Sekitar 200 dosen Fakultas Keguruan dan Ilmu Pendidikan (FKIP) diutus untuk mengajar guru-guru di desa. Jadwal pembelajaran ditetapkan selain hari kerja efektif, yakni Sabtu dan Minggu. Setiap dosen yang berangkat dibekali uang saku untuk biaya akomodasi dan transportasi.
Rahmat mengatakan setelah mengikuti perkuliahan dan melakukan penelitian, guru-guru tersebut berhasil mendapatkan gelar sarjana. Data tersebut dapat dilihat dari jumlah kelulusan guru-guru yang mendapatkan ijazah, semua terarsip di rektorat.

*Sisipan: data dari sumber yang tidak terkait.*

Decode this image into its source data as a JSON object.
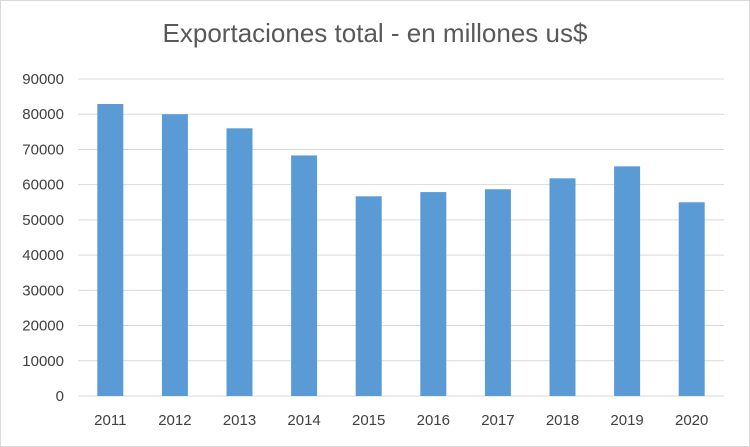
{
  "chart_data": {
    "type": "bar",
    "title": "Exportaciones total - en millones us$",
    "xlabel": "",
    "ylabel": "",
    "categories": [
      "2011",
      "2012",
      "2013",
      "2014",
      "2015",
      "2016",
      "2017",
      "2018",
      "2019",
      "2020"
    ],
    "series": [
      {
        "name": "Exportaciones",
        "values": [
          82900,
          80000,
          76000,
          68300,
          56700,
          57900,
          58700,
          61800,
          65200,
          55000
        ]
      }
    ],
    "ylim": [
      0,
      90000
    ],
    "yticks": [
      "0",
      "10000",
      "20000",
      "30000",
      "40000",
      "50000",
      "60000",
      "70000",
      "80000",
      "90000"
    ],
    "grid": true,
    "legend": "none",
    "colors": {
      "bar": "#5b9bd5",
      "grid": "#d9d9d9"
    }
  }
}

Anggaran dana tersebut disalurkan langsung pemerintah ke FKIP tanpa melalui Unmul. Padahal sejak 2009 Unmul telah berubah menjadi Badan Layanan Umum (BLU), yang mana semua suntikan dana harus melalui satu pintu, yaitu bendahara BLU.
Setelah berjalan 3 tahun, tepatnya di tahun 2013, Badan Pemeriksa Keuangan (BPK) menemukan selisih kas Unmul lebih dari Rp 35 miliar. Berdasarkan hasil audit BPK, angka tersebut terbagi Rp25 miliar di FKIP dan Rp10 miliar di rektorat.
Membengkaknya Rp25 miliar di FKIP disebabkan karena dana yang diberikan kepada dosen yang bertugas tidak tercatat dengan rapi. Beberapa tercatat, berupa tanda bukti terima dana. Sementara sebagian lagi tidak. “Secara administrasi memang terjadi kesalahan,” ungkap Rahmat.
Sedangkan selisih Rp10 milar di rektorat disebabkan adanya perbedaan standar ukuran dalam pembiayaan penelitian dosen yang bekerjasama dengan Unmul. Semua bantuan dana untuk penelitian dosen tercatat sebagai pendapatan Unmul.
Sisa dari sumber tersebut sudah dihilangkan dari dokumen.